On 10/31/14 7:21 AM, Ehsan Akhgari wrote:
On 2014-10-31 1:48 AM, Gregory Szorc wrote:
> Short of
switching the canonical repositories to Git, what do you need to be more
productive?
I actually don't advocate switching our canonical repos to Git in the
short term (I strongly believe that is a decision that we made
incorrectly when switching away from CVS, but git's windows support kind
of forced our hands, and the past is past.)
In the current world, there are enough hg and git users that I think
Mozilla should consider supporting both as first class citizens. The
proper way to do that would be deploying a git push server which
eliminates the need to do anything with hg on the client side.
I owe you an answer to the rest of your response (your response is
extremely insightful into a number of issues), but I wanted to address
this one first.
As has been said on this list before, switching canonical to Git just
isn't going to happen. Valid reasons have been given before. But here's
a new one: we don't need to.
I think it's fair to say that the pain point for Firefox Git developers
*today* is that they need to run Mercurial locally. That introduces
overhead, new commands to learn and run, etc. As you mention, setting up
a server to receive Git data/pushes eliminates a lot of problems.
I thought about deploying something like Fog Creek's Kiln (software that
speaks the wire protocol for both Mercurial and Git and does conversion
behind the scenes). However, the more I think about it, the more this
idea terrifies me. The moment you do that you are catering to the lowest
common denominator (or at least it becomes easy to fall into that trap).
This likely penalizes Mercurial users because we can't extend Mercurial
as much and thus can't capture as many productivity wins.
All problems in computer science can be solved by another level of
indirection. The problem here is that Git users need to push to the
canonical Mercurial repositories (inbound, try, etc). You will be
hearing me say this a lot in the months ahead, but "Autoland changes
everything."
With Autoland in place, there is a level of indirection between the user
and landing: a landing queue. In my utopian end state for Autoland, no
user - whether they use Git or even Mercurial - are pushing directly to
the canonical repositories. Only the Autoland agent performs that role.

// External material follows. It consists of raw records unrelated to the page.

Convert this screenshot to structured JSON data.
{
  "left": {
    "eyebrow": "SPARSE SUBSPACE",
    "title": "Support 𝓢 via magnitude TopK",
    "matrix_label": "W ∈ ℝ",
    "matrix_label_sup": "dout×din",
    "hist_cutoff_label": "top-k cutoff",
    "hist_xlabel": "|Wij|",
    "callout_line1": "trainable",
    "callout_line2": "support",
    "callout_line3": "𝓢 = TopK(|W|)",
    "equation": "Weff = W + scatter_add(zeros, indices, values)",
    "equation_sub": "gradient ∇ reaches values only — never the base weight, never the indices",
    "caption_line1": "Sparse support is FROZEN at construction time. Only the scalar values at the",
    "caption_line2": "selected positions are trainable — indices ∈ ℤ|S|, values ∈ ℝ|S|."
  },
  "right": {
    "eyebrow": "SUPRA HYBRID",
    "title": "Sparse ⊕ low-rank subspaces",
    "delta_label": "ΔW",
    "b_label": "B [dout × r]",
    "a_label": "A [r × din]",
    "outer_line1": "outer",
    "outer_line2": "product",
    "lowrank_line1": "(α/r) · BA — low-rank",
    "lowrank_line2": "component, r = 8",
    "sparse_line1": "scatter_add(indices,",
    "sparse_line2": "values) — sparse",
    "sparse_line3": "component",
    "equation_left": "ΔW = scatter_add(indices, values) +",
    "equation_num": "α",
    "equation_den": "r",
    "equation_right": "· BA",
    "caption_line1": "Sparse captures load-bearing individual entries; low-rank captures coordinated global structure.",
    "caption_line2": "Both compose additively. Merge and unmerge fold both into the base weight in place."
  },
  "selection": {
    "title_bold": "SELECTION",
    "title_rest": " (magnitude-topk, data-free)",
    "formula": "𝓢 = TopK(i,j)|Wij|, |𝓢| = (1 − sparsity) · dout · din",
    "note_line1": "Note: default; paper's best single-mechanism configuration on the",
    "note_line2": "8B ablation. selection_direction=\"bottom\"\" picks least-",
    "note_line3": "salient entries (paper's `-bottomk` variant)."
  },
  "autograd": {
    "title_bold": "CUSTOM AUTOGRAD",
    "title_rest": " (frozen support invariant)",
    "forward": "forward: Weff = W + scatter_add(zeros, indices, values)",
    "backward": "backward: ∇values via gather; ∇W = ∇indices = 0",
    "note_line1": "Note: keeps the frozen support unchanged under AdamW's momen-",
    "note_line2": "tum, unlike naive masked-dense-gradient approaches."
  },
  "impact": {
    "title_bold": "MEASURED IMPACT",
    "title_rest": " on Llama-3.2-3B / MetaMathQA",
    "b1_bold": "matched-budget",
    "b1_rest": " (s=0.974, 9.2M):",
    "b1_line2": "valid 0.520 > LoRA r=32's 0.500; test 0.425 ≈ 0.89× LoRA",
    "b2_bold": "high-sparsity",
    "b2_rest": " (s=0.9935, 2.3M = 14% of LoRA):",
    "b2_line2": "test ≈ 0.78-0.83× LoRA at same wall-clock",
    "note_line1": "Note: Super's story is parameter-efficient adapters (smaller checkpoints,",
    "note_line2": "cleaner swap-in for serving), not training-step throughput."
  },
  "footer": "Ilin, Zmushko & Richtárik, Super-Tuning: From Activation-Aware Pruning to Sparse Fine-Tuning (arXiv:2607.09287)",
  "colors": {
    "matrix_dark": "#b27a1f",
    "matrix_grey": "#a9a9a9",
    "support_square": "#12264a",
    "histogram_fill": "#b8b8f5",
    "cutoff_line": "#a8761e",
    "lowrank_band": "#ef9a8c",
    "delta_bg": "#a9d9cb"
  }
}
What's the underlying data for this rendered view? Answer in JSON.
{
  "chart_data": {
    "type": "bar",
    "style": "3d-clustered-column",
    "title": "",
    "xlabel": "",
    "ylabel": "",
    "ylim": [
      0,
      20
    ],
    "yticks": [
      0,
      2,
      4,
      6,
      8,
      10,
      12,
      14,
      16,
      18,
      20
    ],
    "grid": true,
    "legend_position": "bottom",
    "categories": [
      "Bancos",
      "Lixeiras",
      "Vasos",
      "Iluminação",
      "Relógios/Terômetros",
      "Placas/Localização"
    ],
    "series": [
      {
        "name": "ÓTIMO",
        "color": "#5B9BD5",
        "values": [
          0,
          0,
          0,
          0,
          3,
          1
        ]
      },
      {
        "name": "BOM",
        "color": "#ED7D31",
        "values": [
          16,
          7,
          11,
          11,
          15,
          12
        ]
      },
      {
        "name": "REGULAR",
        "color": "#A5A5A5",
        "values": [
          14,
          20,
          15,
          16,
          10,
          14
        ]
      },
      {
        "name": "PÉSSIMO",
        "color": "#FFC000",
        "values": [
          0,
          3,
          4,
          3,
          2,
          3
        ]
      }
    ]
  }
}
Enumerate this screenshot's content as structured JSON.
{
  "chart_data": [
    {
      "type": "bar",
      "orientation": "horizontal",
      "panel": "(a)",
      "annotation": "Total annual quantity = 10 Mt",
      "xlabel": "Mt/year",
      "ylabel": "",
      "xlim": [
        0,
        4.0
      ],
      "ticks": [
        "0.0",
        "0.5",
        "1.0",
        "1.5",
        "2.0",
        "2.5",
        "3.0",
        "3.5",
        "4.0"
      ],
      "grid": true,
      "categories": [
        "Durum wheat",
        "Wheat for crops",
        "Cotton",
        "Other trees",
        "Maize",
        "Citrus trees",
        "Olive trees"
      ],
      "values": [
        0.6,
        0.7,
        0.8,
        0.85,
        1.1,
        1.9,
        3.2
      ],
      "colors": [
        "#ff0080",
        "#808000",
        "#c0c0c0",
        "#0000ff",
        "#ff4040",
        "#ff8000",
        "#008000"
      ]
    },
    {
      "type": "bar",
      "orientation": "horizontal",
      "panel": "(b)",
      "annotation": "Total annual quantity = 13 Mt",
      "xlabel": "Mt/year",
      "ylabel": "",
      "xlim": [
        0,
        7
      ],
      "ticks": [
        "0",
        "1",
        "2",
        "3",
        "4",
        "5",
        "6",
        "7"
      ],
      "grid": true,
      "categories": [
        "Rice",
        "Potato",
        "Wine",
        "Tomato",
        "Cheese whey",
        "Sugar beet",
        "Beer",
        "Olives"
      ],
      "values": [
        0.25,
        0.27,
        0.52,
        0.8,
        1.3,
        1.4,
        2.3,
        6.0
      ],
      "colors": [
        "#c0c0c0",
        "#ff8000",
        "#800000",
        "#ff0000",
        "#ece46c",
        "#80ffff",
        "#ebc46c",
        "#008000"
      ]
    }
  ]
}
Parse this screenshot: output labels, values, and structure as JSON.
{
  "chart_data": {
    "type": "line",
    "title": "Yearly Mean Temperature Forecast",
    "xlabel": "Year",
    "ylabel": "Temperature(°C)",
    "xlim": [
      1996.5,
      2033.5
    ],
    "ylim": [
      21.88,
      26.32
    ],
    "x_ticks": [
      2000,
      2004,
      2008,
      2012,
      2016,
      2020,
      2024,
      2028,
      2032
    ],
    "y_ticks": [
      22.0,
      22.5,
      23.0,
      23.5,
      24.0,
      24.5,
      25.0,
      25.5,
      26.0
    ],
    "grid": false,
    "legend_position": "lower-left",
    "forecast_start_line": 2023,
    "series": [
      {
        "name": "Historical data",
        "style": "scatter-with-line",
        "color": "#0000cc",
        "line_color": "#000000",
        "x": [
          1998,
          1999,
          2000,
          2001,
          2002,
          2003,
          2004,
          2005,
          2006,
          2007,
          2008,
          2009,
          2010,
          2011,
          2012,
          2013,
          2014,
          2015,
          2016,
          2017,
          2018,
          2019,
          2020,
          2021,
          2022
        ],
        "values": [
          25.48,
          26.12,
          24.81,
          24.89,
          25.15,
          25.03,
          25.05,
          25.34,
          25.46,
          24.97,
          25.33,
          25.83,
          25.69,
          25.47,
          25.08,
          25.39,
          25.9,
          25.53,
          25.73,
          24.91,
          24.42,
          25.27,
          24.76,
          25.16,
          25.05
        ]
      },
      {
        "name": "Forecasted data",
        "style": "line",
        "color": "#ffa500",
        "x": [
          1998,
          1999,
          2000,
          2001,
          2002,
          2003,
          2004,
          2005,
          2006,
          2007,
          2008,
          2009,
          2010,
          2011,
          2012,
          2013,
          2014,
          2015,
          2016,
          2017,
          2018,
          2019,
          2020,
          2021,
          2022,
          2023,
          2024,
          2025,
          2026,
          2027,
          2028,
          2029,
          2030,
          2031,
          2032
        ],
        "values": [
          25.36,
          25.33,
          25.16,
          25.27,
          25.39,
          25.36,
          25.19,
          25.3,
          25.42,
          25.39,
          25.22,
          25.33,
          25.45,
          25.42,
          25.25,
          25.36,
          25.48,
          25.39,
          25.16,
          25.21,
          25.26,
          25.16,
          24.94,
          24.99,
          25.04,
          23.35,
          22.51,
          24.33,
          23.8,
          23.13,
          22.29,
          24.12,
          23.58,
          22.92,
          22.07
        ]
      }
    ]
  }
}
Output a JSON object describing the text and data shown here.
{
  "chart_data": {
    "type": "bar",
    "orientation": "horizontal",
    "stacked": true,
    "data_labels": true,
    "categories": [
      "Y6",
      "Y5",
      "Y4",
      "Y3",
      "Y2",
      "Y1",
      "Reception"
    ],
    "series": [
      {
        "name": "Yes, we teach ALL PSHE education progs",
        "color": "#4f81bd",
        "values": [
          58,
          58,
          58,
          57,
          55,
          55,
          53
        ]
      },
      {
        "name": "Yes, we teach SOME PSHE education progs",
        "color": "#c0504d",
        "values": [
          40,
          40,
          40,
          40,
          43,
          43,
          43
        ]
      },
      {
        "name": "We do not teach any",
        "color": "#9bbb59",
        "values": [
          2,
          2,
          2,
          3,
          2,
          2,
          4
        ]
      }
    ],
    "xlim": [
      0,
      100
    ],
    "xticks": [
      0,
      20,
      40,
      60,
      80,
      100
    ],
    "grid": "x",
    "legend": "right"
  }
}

Suddenly the publishing workflow becomes unidirectional and this whole
syncing problem with Hg<->Git SHA-1 maps becomes abstracted away into
the implementation of Autoland. We can stand up Git servers to allow Git
native ingestion, without burdening Git users with the knowledge,
overhead, or cognitive dissonance of Mercurial.
That end state would solve a lot of problems. But a few remain. Notably,
collaboration between Mercurial and Git users would still be problematic
(it likely always will be).
It also means the server-side infrastructure becomes more complex and
harder to maintain. To achieve the tight cohesion necessary to present a
fully optimized and seamless workflow, all these services likely need to
be running as part of the same logical system, sharing the same
underlying data store, without syncing being a major issue. Do I think
this is the right and inevitable solution? Yes, I do. Ideal, no. (Ideal
would be to support one system - and tell the users of the other to take
a hike. If I had my way, that one system would be Mercurial because it
is easier to extend and can lead to better productivity. But short of a
mandate that makes a lot of people upset and has extremely high costs to
implement, this ideal isn't going to happen.)
Unless a major decision is made, we're trending towards more complexity
on the server to support Git ingestion. Again, I think that is the
correct outcome. A problem is we don't have the resources to instantly
make that happen. As much as I want to have a flag day where Try is
fixed and Git users get native ingestion, it isn't going to happen at
the same time. We have a pressing need to fix Try. We need to fix Try
first, *then* make the Git users happier [through native ingestion].
And, doing Git hosting right involves merging (or at least strongly
coordinating) a lot of systems managed by different groups
(hg.mozilla.org, git.mozilla.org, vcs2vcs, autoland, mozreview, release
automation, etc). Fortunately, recent org changes have made that easier
(this should all fall under Laura Thomson), so it isn't the pipe dream
it once was.
I *think* the Git users will eventually be able to eat cake. But it may
take a bit. It's not going to happen overnight. It certainly isn't going
to happen before the replacement Try infrastructure is deployed. What
I'm looking for is a path forward that placates the Git crowd until we
have the organizational will and resources to tackle Git ingestion. If
that means I or someone else must write Git tools to support the new
systems, so be it. I'll happily choose that outcome over bloating scope
to cover increased server complexity in the short term. I just need to
be sure the solution is tolerable by Git users.